Déjà été condamné en 2015 pour avoir défoncé la vitrine du CIC avec sa voiture

Aucune revendication politique dans ces dégradations, seulement l’expression d’un homme frustré de sa situation bancaire. Ancien toxicomane, aujourd’hui sous curatelle, il n’a comme revenu que l’allocation adulte handicapé et ne peut pas utiliser son argent comme il l’entend. "Je n’ai pas d’autre moyen de manifester mon mécontentement" commente le prévenu. "Mais il y a du personnel derrière ces vitres" rappelle l’avocat du CIC.principalement des femmes qui ont peur de cet homme.

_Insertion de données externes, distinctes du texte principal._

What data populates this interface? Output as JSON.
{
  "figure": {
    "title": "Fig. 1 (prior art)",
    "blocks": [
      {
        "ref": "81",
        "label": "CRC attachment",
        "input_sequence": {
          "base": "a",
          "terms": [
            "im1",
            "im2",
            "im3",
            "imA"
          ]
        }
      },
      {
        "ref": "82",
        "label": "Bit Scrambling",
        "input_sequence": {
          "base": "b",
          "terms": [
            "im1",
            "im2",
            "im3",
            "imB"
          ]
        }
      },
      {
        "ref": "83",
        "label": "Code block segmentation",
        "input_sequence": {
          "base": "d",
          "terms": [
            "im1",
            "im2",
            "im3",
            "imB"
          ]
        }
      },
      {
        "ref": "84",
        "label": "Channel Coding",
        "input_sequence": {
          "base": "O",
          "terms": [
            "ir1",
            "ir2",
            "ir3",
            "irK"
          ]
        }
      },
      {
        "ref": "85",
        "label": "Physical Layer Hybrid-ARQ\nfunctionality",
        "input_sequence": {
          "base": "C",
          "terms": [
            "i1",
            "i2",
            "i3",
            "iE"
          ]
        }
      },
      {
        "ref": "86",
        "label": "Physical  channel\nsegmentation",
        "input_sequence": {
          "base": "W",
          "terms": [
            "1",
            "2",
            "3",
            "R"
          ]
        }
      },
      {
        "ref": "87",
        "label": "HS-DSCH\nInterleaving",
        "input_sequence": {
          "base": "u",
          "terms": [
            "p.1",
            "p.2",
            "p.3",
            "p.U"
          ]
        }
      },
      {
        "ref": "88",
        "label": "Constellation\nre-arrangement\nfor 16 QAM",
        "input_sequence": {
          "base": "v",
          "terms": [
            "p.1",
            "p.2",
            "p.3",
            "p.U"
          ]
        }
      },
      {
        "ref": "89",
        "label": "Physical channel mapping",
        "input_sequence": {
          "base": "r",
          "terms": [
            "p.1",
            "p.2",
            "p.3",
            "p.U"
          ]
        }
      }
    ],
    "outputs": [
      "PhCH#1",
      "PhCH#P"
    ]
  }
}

Et elles s’interrogent" poursuit l’avocat, " il aurait dû se soigner et la justice avait prévu de le renvoyer en prison s’il ne le faisait pas"

"aucune revendication"

Or il ne s’est rien passé de tout ça. L’homme est même revenu narguer les guichetières au point que l’une d’elle a demandé sa mutation. Ce problème manifeste de suivi judiciaire a facilité la récidive. Cela fait trois ans que l’individu a arrêté de prendre des médicaments.Le tribunal l’a de nouveau condamné à une obligation de soins avec interdiction de résider à Sens.